Download or read book Nobel Prizes and Life Sciences written by Erling Norrby and published by World Scientific. This book was released on 2010 with total page 334 pages. Available in PDF, EPUB and Kindle. Book excerpt: The Nobel Prizes m natural sciences have achieved the reputation of being the ultimate accolade for scientific achievements. This honk gives a unique insight into the selection of Nobel Prize recipients, in particular the life sciences. The evolving mechanisms of selection of prize recipients are illustrated by reference to archives, which have remained secret for 1) years. Many of the prizes subjected to particular evaluation concern awards given for discoveries in the field of infectious diseases and the interconnected field of genetics. The book illustrates the individuals and environments that are conducive to scientific creativity. Nowhere is this enigmatic activity'-- the mime mover in advancing the human condition highlighted as lucidly as by identification individuals worthy of Nobel Prizes. --Book Jacket.

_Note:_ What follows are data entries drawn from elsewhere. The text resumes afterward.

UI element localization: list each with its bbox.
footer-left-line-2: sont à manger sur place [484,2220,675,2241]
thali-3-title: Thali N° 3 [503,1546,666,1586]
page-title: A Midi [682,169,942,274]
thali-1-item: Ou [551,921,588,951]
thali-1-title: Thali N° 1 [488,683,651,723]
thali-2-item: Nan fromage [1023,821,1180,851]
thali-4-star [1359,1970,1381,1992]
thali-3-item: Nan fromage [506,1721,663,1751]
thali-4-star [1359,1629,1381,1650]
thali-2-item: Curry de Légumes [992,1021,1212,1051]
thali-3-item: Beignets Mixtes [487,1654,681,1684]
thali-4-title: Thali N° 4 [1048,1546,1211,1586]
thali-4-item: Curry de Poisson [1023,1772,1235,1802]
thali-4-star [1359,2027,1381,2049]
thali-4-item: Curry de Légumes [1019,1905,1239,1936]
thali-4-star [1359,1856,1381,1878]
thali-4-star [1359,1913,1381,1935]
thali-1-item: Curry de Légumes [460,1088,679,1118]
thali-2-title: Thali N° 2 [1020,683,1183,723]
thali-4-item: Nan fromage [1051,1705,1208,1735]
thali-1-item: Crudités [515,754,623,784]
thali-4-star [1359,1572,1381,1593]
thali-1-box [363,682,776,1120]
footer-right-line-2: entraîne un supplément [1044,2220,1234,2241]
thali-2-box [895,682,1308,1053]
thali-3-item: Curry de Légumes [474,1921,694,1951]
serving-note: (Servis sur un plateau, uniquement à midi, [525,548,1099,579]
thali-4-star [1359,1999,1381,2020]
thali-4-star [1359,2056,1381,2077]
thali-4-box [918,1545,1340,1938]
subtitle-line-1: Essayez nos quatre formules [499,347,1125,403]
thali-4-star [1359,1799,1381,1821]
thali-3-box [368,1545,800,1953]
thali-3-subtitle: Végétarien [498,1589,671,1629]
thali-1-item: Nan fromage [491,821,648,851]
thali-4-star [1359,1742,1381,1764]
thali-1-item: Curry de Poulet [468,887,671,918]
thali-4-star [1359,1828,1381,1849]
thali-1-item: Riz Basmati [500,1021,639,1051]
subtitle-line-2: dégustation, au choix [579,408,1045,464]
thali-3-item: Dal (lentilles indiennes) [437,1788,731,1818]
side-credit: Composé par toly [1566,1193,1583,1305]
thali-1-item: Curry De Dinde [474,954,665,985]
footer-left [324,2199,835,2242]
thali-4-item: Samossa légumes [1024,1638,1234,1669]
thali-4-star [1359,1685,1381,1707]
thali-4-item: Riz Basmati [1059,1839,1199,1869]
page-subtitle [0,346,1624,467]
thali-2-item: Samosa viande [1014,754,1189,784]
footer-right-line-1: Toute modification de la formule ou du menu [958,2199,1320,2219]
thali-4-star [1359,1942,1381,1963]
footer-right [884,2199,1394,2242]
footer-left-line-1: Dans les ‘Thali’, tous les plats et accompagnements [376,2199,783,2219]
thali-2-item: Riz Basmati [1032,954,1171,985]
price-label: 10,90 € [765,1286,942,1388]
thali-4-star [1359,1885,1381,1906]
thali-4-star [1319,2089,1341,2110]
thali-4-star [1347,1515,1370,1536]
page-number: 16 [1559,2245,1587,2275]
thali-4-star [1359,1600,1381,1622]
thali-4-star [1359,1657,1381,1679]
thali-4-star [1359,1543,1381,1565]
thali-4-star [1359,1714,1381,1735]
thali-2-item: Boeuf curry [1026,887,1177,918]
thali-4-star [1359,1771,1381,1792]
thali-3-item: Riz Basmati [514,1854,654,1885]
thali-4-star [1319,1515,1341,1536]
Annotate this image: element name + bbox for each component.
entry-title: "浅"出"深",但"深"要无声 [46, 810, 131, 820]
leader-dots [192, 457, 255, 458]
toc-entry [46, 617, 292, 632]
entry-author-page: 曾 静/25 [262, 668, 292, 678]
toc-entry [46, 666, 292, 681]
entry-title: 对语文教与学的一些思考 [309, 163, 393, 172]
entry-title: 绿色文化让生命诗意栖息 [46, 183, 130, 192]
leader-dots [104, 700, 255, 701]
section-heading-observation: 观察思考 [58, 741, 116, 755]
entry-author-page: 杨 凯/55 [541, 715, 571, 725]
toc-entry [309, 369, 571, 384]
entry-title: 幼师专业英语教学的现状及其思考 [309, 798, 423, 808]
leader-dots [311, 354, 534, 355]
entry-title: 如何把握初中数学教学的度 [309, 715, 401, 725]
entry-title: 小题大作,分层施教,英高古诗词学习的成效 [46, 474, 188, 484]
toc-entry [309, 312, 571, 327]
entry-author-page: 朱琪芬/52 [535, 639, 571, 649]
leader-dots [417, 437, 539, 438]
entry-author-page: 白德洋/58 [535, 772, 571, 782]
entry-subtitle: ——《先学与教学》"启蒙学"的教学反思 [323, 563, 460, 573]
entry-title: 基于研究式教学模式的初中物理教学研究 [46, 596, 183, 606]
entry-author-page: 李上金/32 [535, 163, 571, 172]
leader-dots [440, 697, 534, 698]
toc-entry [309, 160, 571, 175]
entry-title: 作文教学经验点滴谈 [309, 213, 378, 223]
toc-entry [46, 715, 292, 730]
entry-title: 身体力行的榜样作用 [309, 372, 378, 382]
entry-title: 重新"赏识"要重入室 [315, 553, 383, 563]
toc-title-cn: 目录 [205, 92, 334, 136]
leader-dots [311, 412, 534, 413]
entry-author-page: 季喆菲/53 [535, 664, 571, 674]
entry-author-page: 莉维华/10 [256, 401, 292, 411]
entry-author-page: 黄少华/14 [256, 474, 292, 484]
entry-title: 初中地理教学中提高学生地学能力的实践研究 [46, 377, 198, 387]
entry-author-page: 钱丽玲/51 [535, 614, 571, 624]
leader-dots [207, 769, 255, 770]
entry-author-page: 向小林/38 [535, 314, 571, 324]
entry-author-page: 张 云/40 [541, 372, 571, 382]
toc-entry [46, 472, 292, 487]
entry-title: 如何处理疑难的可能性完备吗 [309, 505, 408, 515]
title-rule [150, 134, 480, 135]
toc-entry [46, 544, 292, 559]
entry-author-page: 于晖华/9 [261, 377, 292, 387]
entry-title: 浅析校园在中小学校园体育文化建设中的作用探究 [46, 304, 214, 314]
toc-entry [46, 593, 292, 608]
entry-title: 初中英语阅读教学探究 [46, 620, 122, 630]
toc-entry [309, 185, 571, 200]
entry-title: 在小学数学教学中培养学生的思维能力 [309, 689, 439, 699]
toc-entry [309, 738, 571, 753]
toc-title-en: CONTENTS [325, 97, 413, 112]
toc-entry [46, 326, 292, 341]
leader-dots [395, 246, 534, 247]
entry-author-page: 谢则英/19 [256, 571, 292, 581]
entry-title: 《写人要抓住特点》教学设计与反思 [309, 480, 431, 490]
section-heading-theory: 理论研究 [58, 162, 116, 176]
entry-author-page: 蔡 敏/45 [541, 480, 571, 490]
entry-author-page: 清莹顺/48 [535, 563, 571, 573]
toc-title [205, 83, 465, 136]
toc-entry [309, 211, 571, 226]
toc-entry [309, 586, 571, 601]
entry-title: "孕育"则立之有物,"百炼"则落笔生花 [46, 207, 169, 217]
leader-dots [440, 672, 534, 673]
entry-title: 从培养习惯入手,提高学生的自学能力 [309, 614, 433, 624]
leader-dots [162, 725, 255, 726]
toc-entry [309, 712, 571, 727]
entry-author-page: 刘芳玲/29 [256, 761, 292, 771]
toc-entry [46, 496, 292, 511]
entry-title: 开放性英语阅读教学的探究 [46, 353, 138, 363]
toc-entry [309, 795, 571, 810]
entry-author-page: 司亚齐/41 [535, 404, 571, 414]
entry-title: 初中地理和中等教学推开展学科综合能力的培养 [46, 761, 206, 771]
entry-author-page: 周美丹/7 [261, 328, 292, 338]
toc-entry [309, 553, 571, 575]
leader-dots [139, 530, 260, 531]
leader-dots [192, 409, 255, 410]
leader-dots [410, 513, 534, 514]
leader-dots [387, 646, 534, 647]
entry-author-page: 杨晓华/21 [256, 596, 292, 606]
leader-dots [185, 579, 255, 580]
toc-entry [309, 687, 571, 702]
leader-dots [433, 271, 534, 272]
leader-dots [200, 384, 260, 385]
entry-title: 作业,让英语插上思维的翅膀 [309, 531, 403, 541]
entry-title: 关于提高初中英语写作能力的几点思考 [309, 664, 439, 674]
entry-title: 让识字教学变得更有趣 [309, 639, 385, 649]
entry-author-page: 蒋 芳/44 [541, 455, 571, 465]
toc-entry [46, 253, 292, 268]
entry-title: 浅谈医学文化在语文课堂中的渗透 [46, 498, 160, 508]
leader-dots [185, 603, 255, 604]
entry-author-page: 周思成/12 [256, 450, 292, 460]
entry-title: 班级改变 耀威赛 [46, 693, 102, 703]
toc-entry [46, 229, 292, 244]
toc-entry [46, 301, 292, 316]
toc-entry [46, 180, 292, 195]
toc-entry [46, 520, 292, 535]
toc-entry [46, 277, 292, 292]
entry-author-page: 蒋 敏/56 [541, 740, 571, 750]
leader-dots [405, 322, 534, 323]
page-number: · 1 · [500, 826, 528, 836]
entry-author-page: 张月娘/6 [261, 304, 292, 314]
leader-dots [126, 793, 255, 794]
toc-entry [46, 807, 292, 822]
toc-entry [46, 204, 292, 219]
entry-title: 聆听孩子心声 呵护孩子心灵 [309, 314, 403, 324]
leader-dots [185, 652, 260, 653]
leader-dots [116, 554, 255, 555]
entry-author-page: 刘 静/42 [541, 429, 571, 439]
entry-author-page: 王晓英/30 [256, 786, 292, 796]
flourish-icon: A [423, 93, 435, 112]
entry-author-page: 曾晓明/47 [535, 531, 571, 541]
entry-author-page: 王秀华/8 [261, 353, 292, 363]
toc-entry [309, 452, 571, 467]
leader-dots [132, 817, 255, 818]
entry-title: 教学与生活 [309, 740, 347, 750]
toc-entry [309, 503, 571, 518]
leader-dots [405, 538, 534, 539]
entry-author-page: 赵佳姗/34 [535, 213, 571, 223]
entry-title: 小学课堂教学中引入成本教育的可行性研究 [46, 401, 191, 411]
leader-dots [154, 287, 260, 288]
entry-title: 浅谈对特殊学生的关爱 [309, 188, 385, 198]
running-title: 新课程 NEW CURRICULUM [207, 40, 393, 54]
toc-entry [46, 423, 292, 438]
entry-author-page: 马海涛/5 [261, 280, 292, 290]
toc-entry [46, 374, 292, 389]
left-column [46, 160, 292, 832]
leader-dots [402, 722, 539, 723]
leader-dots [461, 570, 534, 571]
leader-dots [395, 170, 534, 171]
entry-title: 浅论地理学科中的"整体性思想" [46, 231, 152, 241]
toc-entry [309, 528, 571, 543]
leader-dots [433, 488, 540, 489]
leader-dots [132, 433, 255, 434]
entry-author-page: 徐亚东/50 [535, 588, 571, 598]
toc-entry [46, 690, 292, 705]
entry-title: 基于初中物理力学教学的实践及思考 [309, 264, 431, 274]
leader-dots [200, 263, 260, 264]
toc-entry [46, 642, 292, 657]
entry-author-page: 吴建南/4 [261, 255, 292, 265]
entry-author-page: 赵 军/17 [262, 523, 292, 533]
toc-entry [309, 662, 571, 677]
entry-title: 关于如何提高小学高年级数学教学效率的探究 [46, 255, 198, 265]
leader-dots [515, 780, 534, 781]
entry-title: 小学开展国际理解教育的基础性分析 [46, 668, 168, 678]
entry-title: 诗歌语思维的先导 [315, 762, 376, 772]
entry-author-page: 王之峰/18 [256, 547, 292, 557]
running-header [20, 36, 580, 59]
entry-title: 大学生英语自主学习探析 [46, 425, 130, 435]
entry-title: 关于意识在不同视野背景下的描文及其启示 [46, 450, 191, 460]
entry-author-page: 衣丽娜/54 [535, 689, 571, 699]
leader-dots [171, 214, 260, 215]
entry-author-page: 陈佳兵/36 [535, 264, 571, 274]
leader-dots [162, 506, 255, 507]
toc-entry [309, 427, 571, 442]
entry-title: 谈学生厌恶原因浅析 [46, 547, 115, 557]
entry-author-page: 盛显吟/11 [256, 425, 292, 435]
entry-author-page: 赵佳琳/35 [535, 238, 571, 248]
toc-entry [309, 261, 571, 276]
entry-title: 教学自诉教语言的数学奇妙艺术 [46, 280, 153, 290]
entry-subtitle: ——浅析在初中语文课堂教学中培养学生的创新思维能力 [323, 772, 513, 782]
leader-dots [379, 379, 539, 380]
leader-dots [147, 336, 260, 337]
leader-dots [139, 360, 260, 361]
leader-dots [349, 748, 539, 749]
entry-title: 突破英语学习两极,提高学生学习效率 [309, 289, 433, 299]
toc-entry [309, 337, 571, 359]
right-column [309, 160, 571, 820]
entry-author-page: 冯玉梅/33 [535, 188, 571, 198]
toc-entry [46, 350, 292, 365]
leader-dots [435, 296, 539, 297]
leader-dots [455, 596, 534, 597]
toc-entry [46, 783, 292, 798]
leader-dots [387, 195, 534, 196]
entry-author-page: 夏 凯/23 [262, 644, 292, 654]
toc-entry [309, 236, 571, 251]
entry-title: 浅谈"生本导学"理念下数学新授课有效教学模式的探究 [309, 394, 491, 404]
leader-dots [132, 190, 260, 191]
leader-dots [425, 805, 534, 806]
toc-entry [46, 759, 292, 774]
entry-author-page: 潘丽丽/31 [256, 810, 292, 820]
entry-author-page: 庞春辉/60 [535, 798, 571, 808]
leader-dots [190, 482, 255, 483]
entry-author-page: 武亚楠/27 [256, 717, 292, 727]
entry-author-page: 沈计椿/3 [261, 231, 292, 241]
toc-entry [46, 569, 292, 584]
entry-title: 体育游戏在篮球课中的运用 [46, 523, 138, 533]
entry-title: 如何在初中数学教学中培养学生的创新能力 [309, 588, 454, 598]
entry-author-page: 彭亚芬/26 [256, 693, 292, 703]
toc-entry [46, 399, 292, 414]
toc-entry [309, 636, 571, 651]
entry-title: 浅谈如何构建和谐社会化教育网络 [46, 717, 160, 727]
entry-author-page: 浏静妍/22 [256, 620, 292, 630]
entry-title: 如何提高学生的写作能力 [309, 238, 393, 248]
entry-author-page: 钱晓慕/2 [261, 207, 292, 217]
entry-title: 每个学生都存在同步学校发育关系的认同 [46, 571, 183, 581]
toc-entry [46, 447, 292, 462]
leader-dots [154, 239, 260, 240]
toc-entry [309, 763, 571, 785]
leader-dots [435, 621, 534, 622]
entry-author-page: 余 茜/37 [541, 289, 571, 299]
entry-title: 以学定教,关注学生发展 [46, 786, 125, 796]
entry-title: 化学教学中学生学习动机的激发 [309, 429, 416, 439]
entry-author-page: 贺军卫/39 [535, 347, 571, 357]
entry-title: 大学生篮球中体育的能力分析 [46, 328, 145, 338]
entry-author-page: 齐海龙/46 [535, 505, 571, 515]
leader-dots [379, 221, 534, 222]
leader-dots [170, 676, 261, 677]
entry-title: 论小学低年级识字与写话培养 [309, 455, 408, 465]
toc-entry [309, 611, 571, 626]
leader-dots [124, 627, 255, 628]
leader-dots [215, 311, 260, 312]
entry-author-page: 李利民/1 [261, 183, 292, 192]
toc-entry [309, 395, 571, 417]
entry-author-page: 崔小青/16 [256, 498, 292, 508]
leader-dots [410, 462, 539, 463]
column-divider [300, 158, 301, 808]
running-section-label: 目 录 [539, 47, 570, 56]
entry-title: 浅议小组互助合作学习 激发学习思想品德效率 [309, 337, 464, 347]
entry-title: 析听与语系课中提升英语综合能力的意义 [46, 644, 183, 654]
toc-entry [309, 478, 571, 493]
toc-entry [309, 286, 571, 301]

Download or read book Utopia Is Creepy And Other Provocations written by Nicholas Carr and published by W. W. Norton & Company. This book was released on 2016-09-06 with total page 320 pages. Available in PDF, EPUB and Kindle. Book excerpt: A freewheeling, sharp-shooting indictment of a tech-besotted culture. With razor wit, Nicholas Carr cuts through Silicon Valley’s unsettlingly cheery vision of the technological future to ask a hard question: Have we been seduced by a lie? Gathering a decade’s worth of posts from his blog, Rough Type, as well as his seminal essays, Utopia Is Creepy is “Carr’s best hits for those who missed the last decade of his stream of thoughtful commentary about our love affair with technology and its effect on our relationships” (Richard Cytowic, New York Journal of Books). Carr draws on artists ranging from Walt Whitman to the Clash, while weaving in the latest findings from science and sociology. Carr’s favorite targets are those zealots who believe so fervently in computers and data that they abandon common sense. Cheap digital tools do not make us all the next Fellini or Dylan. Social networks, diverting as they may be, are not vehicles for self-enlightenment. And “likes” and retweets are not going to elevate political discourse. Utopia Is Creepy compels us to question the technological momentum that has trapped us in its flow. “Resistance is never futile,” argues Carr, and this book delivers the proof.